7. Bu olayın ayrıntılarını araştırırken dikkatimi çeken hususlar:
a. ABD yönetim sisteminde parlamento merkez organdır.
b. Başkan, kanunların layıkıyla uygulandığını izlemekle sorumludur.
c. Başkanın ayrıcalıkları ve yargı muafiyeti anayasal görev tanımıyla sınırlıdır.
d. Başkan bütün üst düzey atamalarında Senatoya danışmak ve senato çoğunluğunun mutabakatını almak zorundadır.
e. yürütmeyi yönlendirmek ve yönetmek için başkan icra emirleri (exacutive orders) yayınlar. (Biz bunlara kararname diyoruz.) İcra emirleri, anayasal yetkilendirmelere ve yasalara uygun olmak zorundadır. İcra emirleri federal mahkemelerce irdelenebilir ve yasama organınca yürürlükten kaldırılabilir.
f. En önemlisi, senatör ve temsilcilerin, politik gelecekleri bakımından, başkandan beklentileri ve çekinceleri yoktur. Sadece kendi bölgesindeki etkili çevrelere kulak verirler.

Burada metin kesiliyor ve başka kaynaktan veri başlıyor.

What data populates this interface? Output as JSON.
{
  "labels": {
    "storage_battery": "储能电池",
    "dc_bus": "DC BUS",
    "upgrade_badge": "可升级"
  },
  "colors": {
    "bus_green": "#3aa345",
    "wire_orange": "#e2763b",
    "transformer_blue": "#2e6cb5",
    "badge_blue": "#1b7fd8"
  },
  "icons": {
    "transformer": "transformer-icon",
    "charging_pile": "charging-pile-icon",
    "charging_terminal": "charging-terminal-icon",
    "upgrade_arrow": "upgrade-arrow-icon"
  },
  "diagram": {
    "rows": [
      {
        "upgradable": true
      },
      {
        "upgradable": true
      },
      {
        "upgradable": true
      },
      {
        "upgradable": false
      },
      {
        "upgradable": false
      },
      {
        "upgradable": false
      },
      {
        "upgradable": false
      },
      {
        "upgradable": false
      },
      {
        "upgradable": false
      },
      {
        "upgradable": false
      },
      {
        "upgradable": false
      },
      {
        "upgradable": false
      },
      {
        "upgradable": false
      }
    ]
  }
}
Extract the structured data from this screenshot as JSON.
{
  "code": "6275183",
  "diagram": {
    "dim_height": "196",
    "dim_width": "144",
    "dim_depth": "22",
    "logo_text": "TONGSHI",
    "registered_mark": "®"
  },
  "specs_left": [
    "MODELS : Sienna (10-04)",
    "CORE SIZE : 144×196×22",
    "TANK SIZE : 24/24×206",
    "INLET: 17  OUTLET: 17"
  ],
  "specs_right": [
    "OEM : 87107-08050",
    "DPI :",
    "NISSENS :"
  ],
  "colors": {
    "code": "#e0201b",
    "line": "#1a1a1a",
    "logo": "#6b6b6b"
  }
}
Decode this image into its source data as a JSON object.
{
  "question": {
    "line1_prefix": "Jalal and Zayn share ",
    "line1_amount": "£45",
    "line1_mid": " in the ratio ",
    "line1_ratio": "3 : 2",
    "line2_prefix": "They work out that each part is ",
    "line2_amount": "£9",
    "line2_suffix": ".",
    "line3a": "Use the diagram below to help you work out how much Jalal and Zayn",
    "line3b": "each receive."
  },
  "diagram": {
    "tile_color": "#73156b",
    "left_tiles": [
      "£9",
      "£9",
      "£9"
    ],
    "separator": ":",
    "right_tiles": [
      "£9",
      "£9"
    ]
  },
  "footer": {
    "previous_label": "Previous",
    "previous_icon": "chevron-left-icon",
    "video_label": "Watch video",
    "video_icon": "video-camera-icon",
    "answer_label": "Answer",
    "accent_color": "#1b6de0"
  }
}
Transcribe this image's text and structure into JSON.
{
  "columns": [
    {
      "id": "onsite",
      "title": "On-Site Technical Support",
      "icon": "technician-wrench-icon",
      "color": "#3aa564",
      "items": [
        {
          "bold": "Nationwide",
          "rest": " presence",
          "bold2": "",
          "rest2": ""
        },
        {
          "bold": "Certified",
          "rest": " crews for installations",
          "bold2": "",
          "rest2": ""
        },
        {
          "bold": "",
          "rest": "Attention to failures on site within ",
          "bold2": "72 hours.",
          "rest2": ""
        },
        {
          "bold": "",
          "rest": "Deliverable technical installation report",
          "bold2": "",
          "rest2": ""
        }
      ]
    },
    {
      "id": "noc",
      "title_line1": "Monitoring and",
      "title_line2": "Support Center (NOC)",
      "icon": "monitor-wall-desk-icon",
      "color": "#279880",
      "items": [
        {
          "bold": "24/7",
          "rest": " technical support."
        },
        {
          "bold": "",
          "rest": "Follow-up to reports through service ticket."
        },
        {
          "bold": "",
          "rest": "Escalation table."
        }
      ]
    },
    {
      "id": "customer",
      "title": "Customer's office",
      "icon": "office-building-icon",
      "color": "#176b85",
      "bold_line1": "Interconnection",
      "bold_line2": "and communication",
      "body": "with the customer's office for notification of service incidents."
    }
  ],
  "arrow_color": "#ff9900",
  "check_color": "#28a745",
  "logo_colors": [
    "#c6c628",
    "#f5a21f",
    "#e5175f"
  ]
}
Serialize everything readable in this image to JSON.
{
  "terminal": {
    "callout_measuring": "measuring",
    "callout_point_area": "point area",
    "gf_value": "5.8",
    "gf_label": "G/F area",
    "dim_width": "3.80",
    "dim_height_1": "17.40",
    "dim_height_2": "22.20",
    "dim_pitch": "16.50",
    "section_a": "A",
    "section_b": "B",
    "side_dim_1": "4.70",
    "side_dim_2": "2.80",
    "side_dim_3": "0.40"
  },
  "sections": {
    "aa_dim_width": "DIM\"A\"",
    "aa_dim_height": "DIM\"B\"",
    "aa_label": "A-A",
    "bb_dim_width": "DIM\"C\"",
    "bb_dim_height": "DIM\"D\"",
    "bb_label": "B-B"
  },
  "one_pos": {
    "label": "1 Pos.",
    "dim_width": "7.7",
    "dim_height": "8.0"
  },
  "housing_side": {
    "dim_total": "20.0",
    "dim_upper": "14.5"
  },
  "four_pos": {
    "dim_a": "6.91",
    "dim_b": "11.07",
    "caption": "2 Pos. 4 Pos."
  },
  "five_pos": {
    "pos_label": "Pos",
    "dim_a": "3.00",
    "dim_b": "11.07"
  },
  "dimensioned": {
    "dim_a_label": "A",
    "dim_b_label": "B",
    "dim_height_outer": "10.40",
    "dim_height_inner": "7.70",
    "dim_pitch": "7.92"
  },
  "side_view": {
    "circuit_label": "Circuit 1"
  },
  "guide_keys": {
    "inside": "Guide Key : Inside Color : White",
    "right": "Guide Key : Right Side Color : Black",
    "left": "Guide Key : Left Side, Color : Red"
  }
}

f. En önemlisi, senatör ve temsilcilerin, politik gelecekleri bakımından, başkandan beklentileri ve çekinceleri yoktur. Sadece kendi bölgesindeki etkili çevrelere kulak verirler.
ABD yönetim sistemini eleştiren amarikan düşünürler, başkanların giderek 'çarlaştıklarını' iddia ediyorlar. Başkanı istifa ettirebilen bir düzen için söylüyorlar bunu.
Bu çalışma sırasında ulaştığım bilgilere göre, bize önerilen anayasa değişikliği ile cumhurbaşkanına verilen yetkiler ve yasal ayrıcalıklar ABD başkanının hayli üzerinde. Öte yandan, çok zayıf olan denge denetleme kural ve organları ise 'Nixon rüyasında görse inanamazdı' seviyesinde.